Alex shrugged. ‘Both mothers said how close the girls were, so I suppose they talked a lot. They had the fact that they were both missing their fathers in common. Kirsty’s stepfather, Jonathan, has been in her life since she was five, but Carol told me she’d always been honest with her about how she was conceived and why she didn’t know her real father. Let’s remember that Leah was living in the house too – it was easy for her to gain access to photographs of Carol with Kirsty as a baby.’

Chloe shook her head again and studied the image of Leah pinned on to the evidence board. ‘Clever,’ she mused. ‘Very clever.’

‘Not so clever she didn’t get caught out.’

‘Think the same will apply to Isobel?’

‘Our best option at the moment is to keep applying the pressure. We get someone who claims to have seen her at the party and we bring her back in. She’ll cave in eventually. There’s also the knife to consider. It’s still with forensics, but once we get it back, we can make a start on finding out where it came from.’

Chloe stretched her legs in front of her and stifled a yawn. ‘Do you think Leighton ever questioned Leah’s surname? Surely he must have wondered why it wasn’t Chambers, or Brooks?’

Alex shrugged. ‘She’s an expert liar. She knew enough to convince him, I suppose. He knew what he’d done all those years ago; he wasn’t prepared to risk losing everything.’

‘What do you make of Leah trying to kiss Leighton? No wonder that was a shock for him, given that he still believed she was his daughter.’

‘I don’t know. The boundaries have all become so blurred, I doubt she knows why she did it. Maybe she’s attracted to him. Maybe she felt a different kind of bond developing. I think she came to South Wales with a cash cow in mind, but Leighton perhaps became something more. He seems to have some inexplicable appeal to younger women, though God knows why. Whatever happened, Leah is one very troubled girl.’

‘What was the final straw then?’ Chloe asked. ‘What happened that made Carol Brooks so reluctant to even acknowledge Leah?’

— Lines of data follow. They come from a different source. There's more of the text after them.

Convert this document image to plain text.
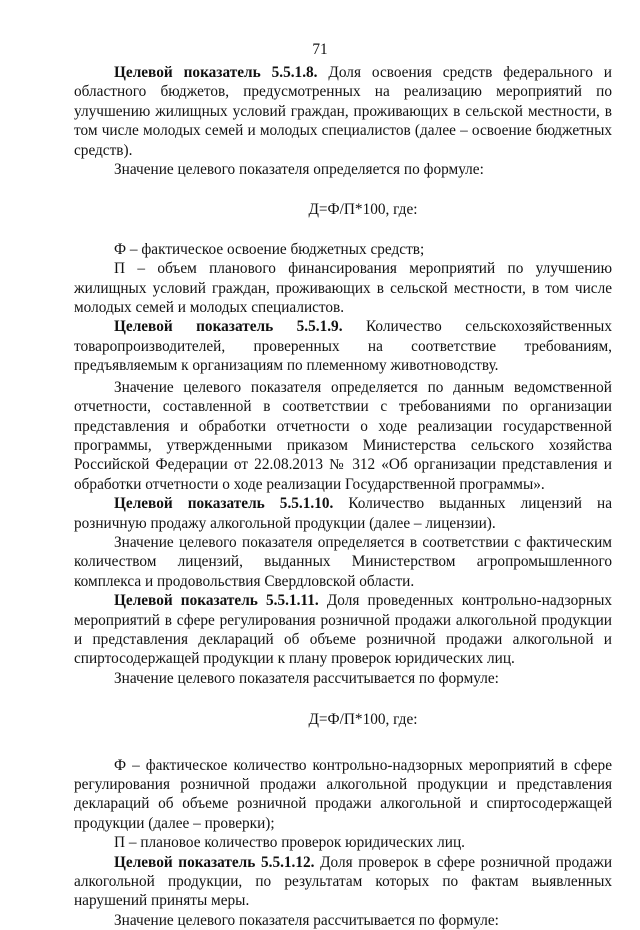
71

Целевой показатель 5.5.1.8. Доля освоения средств федерального и областного бюджетов, предусмотренных на реализацию мероприятий по улучшению жилищных условий граждан, проживающих в сельской местности, в том числе молодых семей и молодых специалистов (далее – освоение бюджетных средств).

Значение целевого показателя определяется по формуле:

Д=Ф/П*100, где:

Ф – фактическое освоение бюджетных средств;

П – объем планового финансирования мероприятий по улучшению жилищных условий граждан, проживающих в сельской местности, в том числе молодых семей и молодых специалистов.

Целевой показатель 5.5.1.9. Количество сельскохозяйственных товаропроизводителей, проверенных на соответствие требованиям, предъявляемым к организациям по племенному животноводству.

Значение целевого показателя определяется по данным ведомственной отчетности, составленной в соответствии с требованиями по организации представления и обработки отчетности о ходе реализации государственной программы, утвержденными приказом Министерства сельского хозяйства Российской Федерации от 22.08.2013 № 312 «Об организации представления и обработки отчетности о ходе реализации Государственной программы».

Целевой показатель 5.5.1.10. Количество выданных лицензий на розничную продажу алкогольной продукции (далее – лицензии).

Значение целевого показателя определяется в соответствии с фактическим количеством лицензий, выданных Министерством агропромышленного комплекса и продовольствия Свердловской области.

Целевой показатель 5.5.1.11. Доля проведенных контрольно-надзорных мероприятий в сфере регулирования розничной продажи алкогольной продукции и представления деклараций об объеме розничной продажи алкогольной и спиртосодержащей продукции к плану проверок юридических лиц.

Значение целевого показателя рассчитывается по формуле:

Д=Ф/П*100, где:

Ф – фактическое количество контрольно-надзорных мероприятий в сфере регулирования розничной продажи алкогольной продукции и представления деклараций об объеме розничной продажи алкогольной и спиртосодержащей продукции (далее – проверки);

П – плановое количество проверок юридических лиц.

Целевой показатель 5.5.1.12. Доля проверок в сфере розничной продажи алкогольной продукции, по результатам которых по фактам выявленных нарушений приняты меры.

Значение целевого показателя рассчитывается по формуле:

‘She stole Kirsty’s university savings,’ Alex said, standing from her chair. ‘Over three thousand pounds, apparently.’ She tilted her head to one side, easing the tension in her neck. ‘Come on, let’s call it a day. We’re not going to achieve anything by sitting here wondering what’s gone on in the mind of that girl. We’d be here until Christmas.’

‘How soon do you reckon we can get Isobel back in?’

Alex glanced at her watch. ‘We’ll try again tomorrow, but we’ll need to be careful. If the Matthewses start shouting harassment, Harry’s going to be straight on to us. I still think if we keep pushing hard enough, Isobel will break. Right – home time.’

Alex headed back to her office to retrieve her things, arranging to meet Chloe in the car park. When she got to reception, however, she was intercepted by a flustered-looking desk sergeant, accompanied by a couple of the night-shift officers and a civilian dressed in a supermarket uniform.

‘This lady says she’s just witnessed an attack out on the street.’ The sergeant gestured to the woman in the supermarket uniform. ‘Apparently a man hit a woman and bundled her into his car.’

‘There’s no apparently about it,’ the woman said defensively, as though the desk sergeant thought her drunk or mad. She waved an arm in the direction of the main doors. ‘I just watched him doing it.’

‘Thing is,’ one of the officers said to Alex, ‘this woman … it sounds as though it might have been Isobel Matthews.’